Mathilde, la dame à la tapisserie

Extrait de la Tapisserie de la reine Mathilde, dite Tapisserie de Bayeux.
Extrait de la Tapisserie de la reine Mathilde, dite Tapisserie de Bayeux.

On raconte que la demoiselle répondit d’abord qu’elle aimerait mieux être nonne voilée que d’épouser un bâtard. Le duc suspendit quelque temps sa demande, mais, lorsqu’il la renouvela, il était venu lui-même en Flandre et se rendit fièrement à Lille, où le comte, sa femme et sa fille se trouvaient alors. Il entra dans la salle et, passant outre, comme pour traiter de quelque affaire, il poussa jusqu’à la chambre de la comtesse, où il trouva tout droit la demoiselle, fille du comte Baudouin. Il la prit par ses tresses, la traîna parmi la chambre, la foula aux pieds et la battit bien. Puis il sortit de la chambre, sauta, sur son cheval, qu’on lui tenait devant la salle, piqua des éperons et s’en alla son chemin. De ce fait fut le comte Baudouin très courroucé, et quand les choses eurent un temps ainsi demeuré, le duc Guillaume envoya derechef au comte Baudouin pour reparler du mariage. Le roi en parla à sa fille et elle lui répondit que bien lui plaisait et en furent faites les noces à bien grande joie. Et après les choses susdites, le comte Baudouin demanda à sa fille, tout en riant, pourquoi elle avait si légèrement accepté le mariage qu’elle avait autrefois refusé si cruellement. Et elle répondit qu’elle ne connaissait point alors le duc si bien qu’elle faisait maintenant, « car, dit-elle, s’il n’eût été de grand cœur et de haute entreprise, il n’eût été si hardi qu’il m’osât venir battre en la chambre de mon père ».

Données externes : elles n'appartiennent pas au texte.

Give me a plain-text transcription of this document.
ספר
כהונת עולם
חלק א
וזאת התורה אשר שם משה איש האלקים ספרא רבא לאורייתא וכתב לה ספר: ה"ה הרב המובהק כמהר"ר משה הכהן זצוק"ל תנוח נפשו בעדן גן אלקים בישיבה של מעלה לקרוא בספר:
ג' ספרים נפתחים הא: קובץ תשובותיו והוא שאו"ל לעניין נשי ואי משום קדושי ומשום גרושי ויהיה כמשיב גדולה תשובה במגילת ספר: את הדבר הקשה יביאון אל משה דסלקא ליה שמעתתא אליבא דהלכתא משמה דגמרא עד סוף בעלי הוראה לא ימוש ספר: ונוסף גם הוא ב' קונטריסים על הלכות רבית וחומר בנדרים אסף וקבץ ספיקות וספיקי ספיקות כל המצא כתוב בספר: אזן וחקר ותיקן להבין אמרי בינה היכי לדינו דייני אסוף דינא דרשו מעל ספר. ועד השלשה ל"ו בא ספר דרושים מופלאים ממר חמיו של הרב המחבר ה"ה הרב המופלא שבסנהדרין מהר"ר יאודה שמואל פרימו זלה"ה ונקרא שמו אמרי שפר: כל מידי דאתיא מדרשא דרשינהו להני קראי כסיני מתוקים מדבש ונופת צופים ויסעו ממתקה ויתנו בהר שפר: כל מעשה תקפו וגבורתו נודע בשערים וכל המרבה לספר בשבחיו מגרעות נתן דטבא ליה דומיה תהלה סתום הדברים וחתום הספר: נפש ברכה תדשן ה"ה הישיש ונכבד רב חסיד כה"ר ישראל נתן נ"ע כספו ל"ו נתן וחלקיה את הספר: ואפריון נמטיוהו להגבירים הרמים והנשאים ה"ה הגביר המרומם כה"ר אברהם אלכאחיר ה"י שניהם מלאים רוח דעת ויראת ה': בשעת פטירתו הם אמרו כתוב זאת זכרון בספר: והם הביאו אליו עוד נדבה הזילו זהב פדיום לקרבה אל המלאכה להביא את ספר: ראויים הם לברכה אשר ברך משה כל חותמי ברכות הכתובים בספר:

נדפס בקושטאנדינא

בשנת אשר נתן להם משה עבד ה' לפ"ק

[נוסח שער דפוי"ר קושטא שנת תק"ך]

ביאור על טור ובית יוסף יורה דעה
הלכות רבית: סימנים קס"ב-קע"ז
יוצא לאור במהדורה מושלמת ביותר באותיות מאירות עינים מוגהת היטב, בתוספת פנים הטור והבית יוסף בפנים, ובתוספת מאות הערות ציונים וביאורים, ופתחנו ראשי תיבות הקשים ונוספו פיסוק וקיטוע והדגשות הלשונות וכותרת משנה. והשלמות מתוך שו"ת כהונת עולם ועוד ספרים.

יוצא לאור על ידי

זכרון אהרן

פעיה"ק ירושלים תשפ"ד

Et c’est ainsi, raconte la chronique d’Orderic Vital, que Mathilde, fille de Baudouin V de Flandre, nièce du roi de France et issue d’une des plus anciennes et des plus illustres familles du royaume et de l’Empire, accepta d’épouser, en 1052, le «  bâtard de Normandie », Guillaume le Conquérant. Si le choix de Guillaume est logique et politique –il lui fallait asseoir son autorité naissante sur une dynastie pré-existante-, celui de Mathilde et, sans doute de son père, l’est moins. Mais peu importe : il s’avère que ce choix se révéla fort judicieux. En 1066, la bataille d’Hastings ouvre à Guillaume la route vers la couronne d’Angleterre. Mais ce n’est qu’un début car lorsqu’il se fait couronné à Westminster cette même année, Guillaume ne règne –et encore le mot est fort- que sur la Tamise et la Northumbrie. Tout le reste du pays est à conquérir, ce qui prendra des années.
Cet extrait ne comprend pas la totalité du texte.